Страница 3 из 8
— Ты не слушаешь меня, дорогой, — брюзгливо произнес разбойник. — Зачем тебе эта вонючая мышь? Возьми вон кусочек барашка или ветчины, коль тебя так мучает голод, и развесь уши — я продолжаю. Мухруз, преданно уставившись на хозяина, покорно уселся у его ног и развесил уши. Но маленькие красные глазки его то и дело косили в ту сторону, куда побежала мышь, — такова уж была его собачья природа, и он ничего с нею поделать не мог.
— Ты не ходил нынче к клети с петухами? — вопросил друга Куршан.
Черный пес помотал огромной башкой.
— А зря. Надо бы проверить, как там наш пленник. Не начал ли еще кукарекать…
И разбойник, весьма довольный своей шуткой, зашелся в тонком противном смехе. Мухруз вторил ему, старательно визжа во всю глотку. Вдвоем они подняли такой шум, что слуги повыскакивали из дому в ужасе, решив, что хозяина медленно режут. За годы, проведенные в атом доме, они так и не смогли привыкнуть к таким гнусным звукам.
— Хо, — сказал Куршан, когда приступ веселья миновал, — опять я пошутил, и, как всегда, удачно. Так что ж наш пленник, а? Сходи-ка, дорогой, погляди на него.
Пес неохотно поднял с земли толстый зад и вразвалку двинулся по тропе, что исчезала в узкой темной арке и потом, выползая на свет, вела к клетям. С гораздо большим удовольствием он погонялся бы за мышкой, но — хозяин не терпел, когда его приказы не выполнялись тотчас, а ссориться с ним не решался даже его любимый друг.
— Р-р-р! — сказал Мухруз, подойдя к сетке.
Ворох соломы у стены зашевелился, вызвав негодование петухов, кои до того бродили бесцельно по своему царству. Загоготав, словно гуси, они подскочили к соломе и начали яростно клевать ее.
— Р-р! — с укором в голосе повторил пес. — Агр-р-р-р!
По всей видимости, петухи отлично поняли, о чем он предупреждал их, потому что вдруг отскочили в стороны и стали как ни в чем не бывало гулять дальше. Из растрепанного вороха-соломы медленно высунулась голова, потом показались плечи, руки, тело и, наконец, тонкие кривые ноги.
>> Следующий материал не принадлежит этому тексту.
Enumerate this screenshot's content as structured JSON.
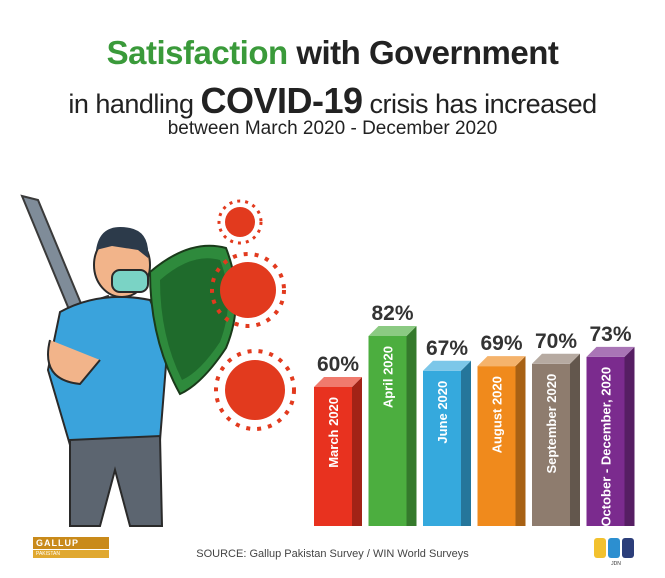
{
  "title": {
    "line1_a": "Satisfaction",
    "line1_b": "with",
    "line1_c": "Government",
    "line2_a": "in handling",
    "line2_b": "COVID-19",
    "line2_c": "crisis has increased",
    "line3": "between March 2020 - December 2020"
  },
  "chart_data": {
    "type": "bar",
    "title": "Satisfaction with Government in handling COVID-19 crisis has increased between March 2020 - December 2020",
    "categories": [
      "March 2020",
      "April 2020",
      "June 2020",
      "August 2020",
      "September 2020",
      "October - December, 2020"
    ],
    "values": [
      60,
      82,
      67,
      69,
      70,
      73
    ],
    "value_labels": [
      "60%",
      "82%",
      "67%",
      "69%",
      "70%",
      "73%"
    ],
    "unit": "%",
    "colors": [
      "#e8321f",
      "#4cae3f",
      "#35a9dd",
      "#f08a1c",
      "#8e7c6e",
      "#7b2b8e"
    ],
    "xlabel": "",
    "ylabel": "",
    "grid": false,
    "legend": "none"
  },
  "source": "SOURCE: Gallup Pakistan Survey / WIN World Surveys",
  "logos": {
    "gallup_top": "GALLUP",
    "gallup_sub": "PAKISTAN",
    "gallup_tag": "Pakistan's Premier Social Research Lab",
    "jdn": "JDN"
  }
}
Испуганно таращась на черного пса, в глазках которого при виде человека тут же появилось презрительное выражение, пленник петухов отряхнулся и на два шага приблизился к сетке.
Он был смугл, мал ростом и очень худ; тощая хитрая мордочка его с чертами весьма подвижными напоминала хорька, гибкие маленькие ручки и столь же гибкие пальцы словно были созданы для того, чтоб шарить по чужим кошелям и карманам. Звали его Ши Шелам по прозвищу Ловкач, и именно о нем прошлым вечером вели беседу Конан и Длинный Анто.
— Хей, Мухруз, какого Нергала твой хозяин запер меня тут? — сипло спросил он, изо всех сил пытаясь выглядеть высокомерным.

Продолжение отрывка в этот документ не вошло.